Grand Prix Monaco

Alonso sichert sich letzte Trainingbestzeit

Fernando Alonso Foto: Renault 45 Bilder

Beim letzten Test vor dem Qualifying in Monte Carlo konnte Fernando Alonso die schnellste Runde fahren. Der Renault-Pilot verdrängte am Samstag (23.5.) Favorit Jenson Button um sieben Hundertstel auf Rang zwei.

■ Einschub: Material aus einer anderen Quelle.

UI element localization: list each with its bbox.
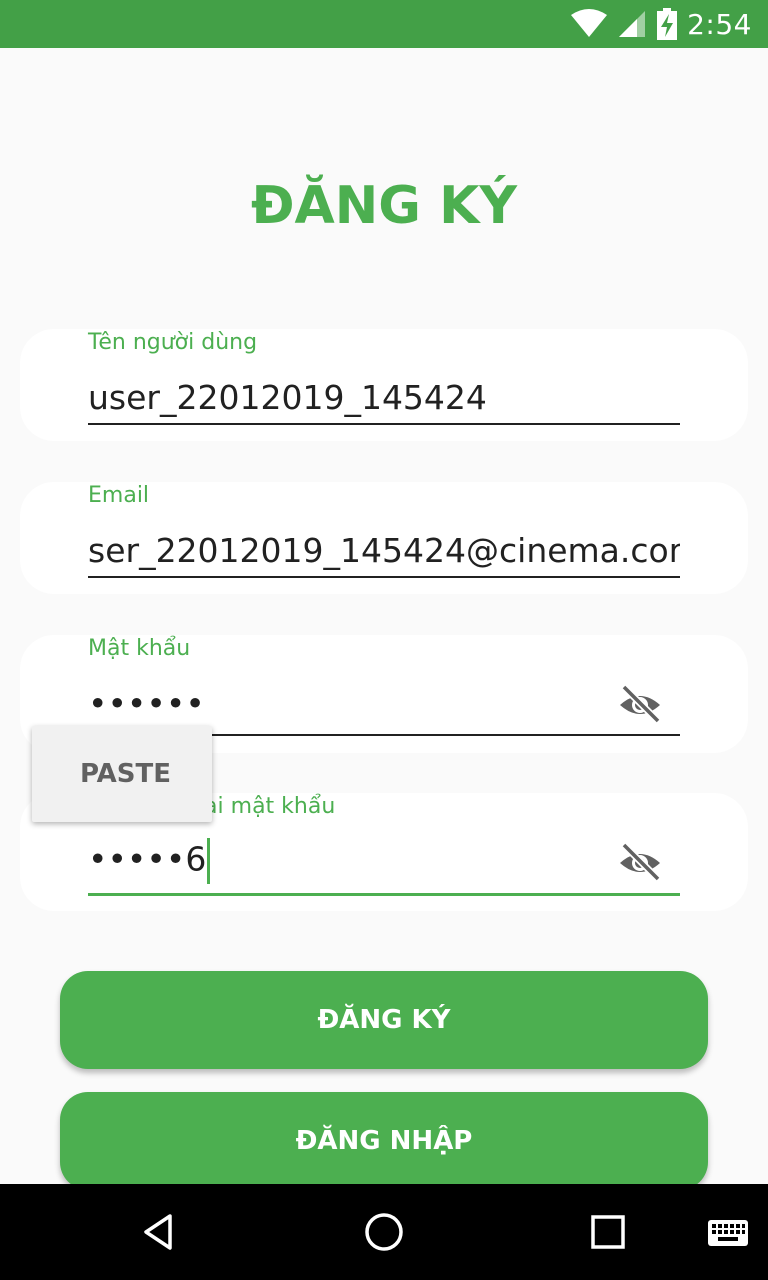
keyboard-icon[interactable] xyxy=(704,1208,752,1256)
text-cursor xyxy=(207,838,211,884)
back-icon[interactable] xyxy=(136,1208,184,1256)
username-input[interactable]: user_22012019_145424 xyxy=(88,378,680,417)
password-label: Mật khẩu xyxy=(88,636,191,661)
register-button[interactable]: ĐĂNG KÝ xyxy=(60,971,708,1069)
password-input[interactable]: •••••• xyxy=(88,684,588,723)
confirm-password-underline xyxy=(88,893,680,896)
paste-menu-item[interactable]: PASTE xyxy=(32,726,212,822)
battery-charging-icon xyxy=(657,8,678,40)
username-label: Tên người dùng xyxy=(88,330,258,355)
signal-icon xyxy=(619,11,646,37)
status-icons: 2:54 xyxy=(571,0,752,48)
status-bar: 2:54 xyxy=(0,0,768,48)
login-button[interactable]: ĐĂNG NHẬP xyxy=(60,1092,708,1190)
username-underline xyxy=(88,423,680,425)
recents-icon[interactable] xyxy=(584,1208,632,1256)
home-icon[interactable] xyxy=(360,1208,408,1256)
visibility-off-icon[interactable] xyxy=(616,681,664,729)
email-input[interactable]: ser_22012019_145424@cinema.com xyxy=(88,531,680,570)
confirm-password-value: •••••6 xyxy=(88,839,207,879)
navigation-bar xyxy=(0,1184,768,1280)
confirm-password-input[interactable]: •••••6 xyxy=(88,838,588,884)
email-underline xyxy=(88,576,680,578)
email-label: Email xyxy=(88,483,150,508)
status-time: 2:54 xyxy=(687,7,752,41)
wifi-icon xyxy=(571,9,608,37)
visibility-off-icon[interactable] xyxy=(616,839,664,887)
page-title: ĐĂNG KÝ xyxy=(250,176,518,236)
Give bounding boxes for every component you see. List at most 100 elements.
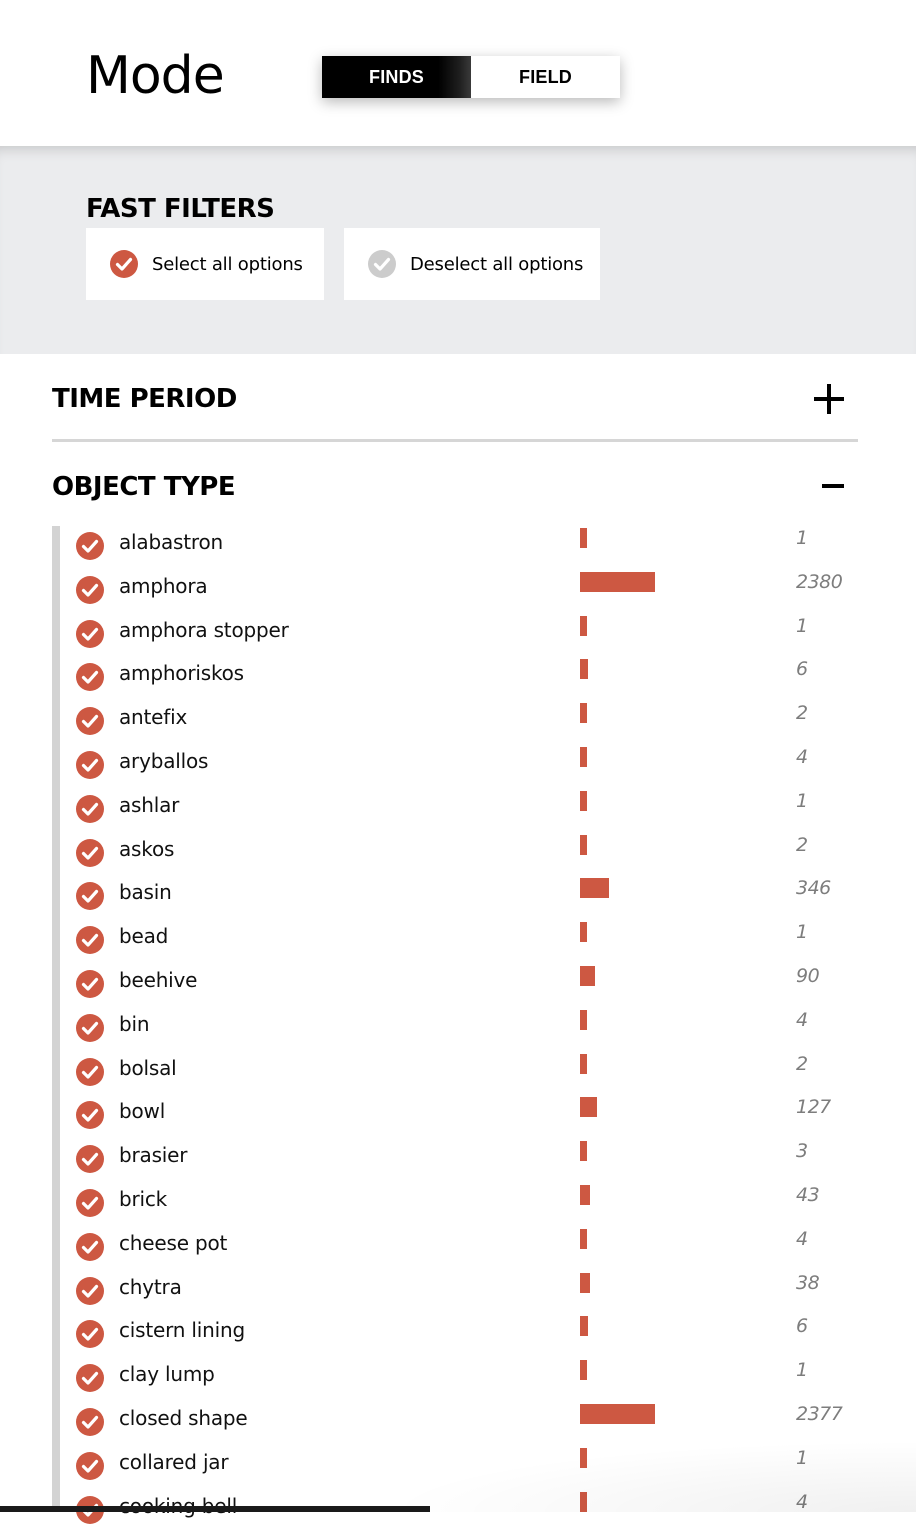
count-bar [580, 747, 588, 767]
count-bar [580, 1491, 588, 1512]
list-item[interactable]: bowl 127 [0, 1089, 916, 1133]
count-bar [580, 659, 588, 680]
list-item[interactable]: amphora stopper 1 [0, 608, 916, 652]
mode-toggle: FINDS FIELD [322, 56, 620, 98]
list-item[interactable]: beehive 90 [0, 958, 916, 1002]
check-circle-icon[interactable] [76, 794, 104, 823]
check-circle-icon[interactable] [76, 1101, 104, 1130]
list-item[interactable]: amphoriskos 6 [0, 651, 916, 695]
check-circle-icon[interactable] [76, 970, 104, 998]
time-period-section[interactable]: TIME PERIOD [52, 380, 858, 442]
count-value: 346 [796, 877, 831, 900]
check-circle-icon[interactable] [76, 882, 104, 911]
count-bar [580, 528, 587, 548]
list-item[interactable]: chytra 38 [0, 1265, 916, 1309]
check-circle-inactive-icon [368, 250, 396, 278]
object-type-name: amphora stopper [119, 617, 289, 642]
count-bar [580, 615, 587, 636]
count-bar [580, 878, 609, 899]
object-type-name: clay lump [119, 1362, 215, 1387]
count-value: 2 [796, 702, 808, 725]
list-item[interactable]: collared jar 1 [0, 1440, 916, 1484]
check-circle-icon[interactable] [76, 926, 104, 955]
select-all-label: Select all options [152, 253, 303, 275]
list-item[interactable]: cistern lining 6 [0, 1308, 916, 1352]
count-value: 3 [796, 1140, 808, 1163]
count-bar [580, 1141, 588, 1162]
object-type-name: aryballos [119, 749, 209, 773]
count-value: 38 [796, 1271, 820, 1294]
list-item[interactable]: bolsal 2 [0, 1046, 916, 1090]
list-item[interactable]: brick 43 [0, 1177, 916, 1221]
count-bar [580, 1360, 587, 1381]
list-item[interactable]: askos 2 [0, 827, 916, 871]
check-circle-icon[interactable] [76, 1189, 104, 1217]
select-all-button[interactable]: Select all options [86, 228, 324, 300]
list-item[interactable]: ashlar 1 [0, 783, 916, 827]
check-circle-icon[interactable] [76, 663, 104, 692]
count-value: 4 [796, 746, 808, 768]
list-item[interactable]: clay lump 1 [0, 1352, 916, 1396]
check-circle-icon[interactable] [76, 532, 104, 560]
object-type-name: askos [119, 836, 175, 861]
check-circle-icon[interactable] [76, 1451, 104, 1480]
count-value: 4 [796, 1490, 808, 1513]
deselect-all-button[interactable]: Deselect all options [344, 228, 600, 300]
list-item[interactable]: alabastron 1 [0, 520, 916, 564]
list-item[interactable]: antefix 2 [0, 695, 916, 739]
object-type-name: bowl [119, 1099, 166, 1124]
object-type-name: cistern lining [119, 1318, 245, 1343]
count-bar [580, 571, 655, 592]
object-type-name: bead [119, 924, 169, 949]
list-item[interactable]: basin 346 [0, 870, 916, 914]
object-type-name: bolsal [119, 1055, 177, 1080]
field-tab[interactable]: FIELD [471, 56, 620, 98]
list-item[interactable]: amphora 2380 [0, 564, 916, 608]
count-bar [580, 1447, 587, 1468]
object-type-name: alabastron [119, 530, 223, 554]
count-value: 1 [796, 921, 808, 944]
deselect-all-label: Deselect all options [410, 253, 584, 275]
check-circle-icon[interactable] [76, 1408, 104, 1436]
object-type-section[interactable]: OBJECT TYPE [52, 468, 858, 508]
object-type-name: brasier [119, 1143, 188, 1168]
list-item[interactable]: aryballos 4 [0, 739, 916, 783]
list-item[interactable]: cheese pot 4 [0, 1221, 916, 1265]
collapse-minus-icon[interactable] [822, 484, 844, 488]
list-item[interactable]: brasier 3 [0, 1133, 916, 1177]
count-bar [580, 1053, 587, 1074]
check-circle-icon[interactable] [76, 1276, 104, 1305]
check-circle-icon[interactable] [76, 1232, 104, 1261]
check-circle-icon[interactable] [76, 619, 104, 648]
check-circle-icon[interactable] [76, 1013, 104, 1042]
object-type-name: basin [119, 880, 172, 905]
check-circle-icon[interactable] [76, 838, 104, 867]
list-item[interactable]: bin 4 [0, 1002, 916, 1046]
object-type-name: chytra [119, 1274, 182, 1299]
list-item[interactable]: bead 1 [0, 914, 916, 958]
check-circle-icon[interactable] [76, 1145, 104, 1174]
count-value: 2 [796, 833, 808, 856]
check-circle-icon[interactable] [76, 1057, 104, 1086]
count-bar [580, 1316, 588, 1337]
expand-plus-icon[interactable] [814, 384, 844, 414]
object-type-name: ashlar [119, 792, 180, 817]
count-bar [580, 1185, 591, 1205]
count-value: 6 [796, 658, 808, 681]
count-value: 127 [796, 1096, 831, 1119]
check-circle-icon[interactable] [76, 575, 104, 604]
object-type-name: collared jar [119, 1449, 229, 1474]
count-bar [580, 1228, 588, 1249]
count-bar [580, 790, 587, 811]
object-type-name: amphoriskos [119, 661, 244, 686]
check-circle-icon[interactable] [76, 751, 104, 779]
check-circle-icon [110, 250, 138, 278]
finds-tab[interactable]: FINDS [322, 56, 471, 98]
count-bar [580, 1097, 598, 1118]
check-circle-icon[interactable] [76, 707, 104, 736]
check-circle-icon[interactable] [76, 1320, 104, 1349]
count-bar [580, 1272, 590, 1293]
check-circle-icon[interactable] [76, 1364, 104, 1393]
list-item[interactable]: closed shape 2377 [0, 1396, 916, 1440]
object-type-name: bin [119, 1011, 150, 1036]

Nach dem trainingsfreien Freitag mit viel Politik und Diskussionen rückte am Samstag endlich wieder der Sport in den Mittelpunkt. Im dritten Training am Morgen konnten sich alle Piloten noch einmal auf das wichtige Qualifying vorbereiten. Am besten gelang dies dem zweifachen Weltmeister Fernando Alonso, der sich beim Renault-Heimspiel mit 1:15.164 Min. die Bestzeit sicherte.

Dahinter untermauerte Brawn GP seine Favoritenstellung im Fürstentum. Jenson Button und Rubens Barrichello blieben auf den Plätzen zwei und vier in Lauerstellung. Mitten in das Brawn-Sandwich auf Rang drei schob sich mit Heikki Kovalainen ein McLaren-Mercedes. Auch Champion Lewis Hamilton zeigte mit Rang sieben, dass mit den Silberpfeilen zu rechnen ist.
 
Auch Ferrari ist ein weiterer Kandidat für das Podium. Felipe Massa und Kimi Räikkönen platzierten sich nur ein bzw. zwei Zehntel hinter der Spitze auf den Rängen fünf und sechs.

Der deutschen Fraktion scheint ein schwieriges Qualifying bevorzustehen. Sebastian Vettel und Nico Rosberg landeten im letzten Test immerhin noch auf den Plätzen acht und neun, müssen aber wohl um jeden einzelnen Punkt kämpfen. Die angekündigten Podiumsplätze scheinen momentan außer Reichweite.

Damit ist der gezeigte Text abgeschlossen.